Em outro trabalho(10), Freud volta ao tema do drama e do herói. Afirma que o motivo do drama é extravasar sentimentos nos espectadores, como a comiseração e o terror, do mesmo modo que a comédia libera o prazer e o gozo. O espectador, ao liberar os sentimentos que estavam recônditos, experimenta uma sensação de prazer, como o da criança ao brincar. A liberação de tais sentimentos o leva a querer agir, sentir, como o herói do drama, identificando-se com ele, mas com a grande vantagem de não ter que se expor aos mesmos riscos que o personagem do herói enfrenta.

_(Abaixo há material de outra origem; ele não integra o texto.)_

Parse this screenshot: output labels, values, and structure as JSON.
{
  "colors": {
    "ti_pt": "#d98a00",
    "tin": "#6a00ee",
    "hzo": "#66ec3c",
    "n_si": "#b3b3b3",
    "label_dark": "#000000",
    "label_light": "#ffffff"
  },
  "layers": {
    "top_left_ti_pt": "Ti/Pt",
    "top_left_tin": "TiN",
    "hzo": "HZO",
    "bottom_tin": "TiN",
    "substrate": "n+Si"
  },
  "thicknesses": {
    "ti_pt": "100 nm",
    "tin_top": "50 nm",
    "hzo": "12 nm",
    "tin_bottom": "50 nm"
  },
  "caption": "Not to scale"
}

Tal qual o expectador, o juiz herói também anseia por ação e justiça e está tão bem intencionado como o herói do drama. Sua luta não é contra a autoridade ou uma divindade; é contra o crime que assola a sociedade e que ele quer, sinceramente, combater. Ele sofre pela sociedade e com a sociedade. Quer estancar ou minimizar o sofrimento dela e quando consegue agir, o faz e pune exemplarmente.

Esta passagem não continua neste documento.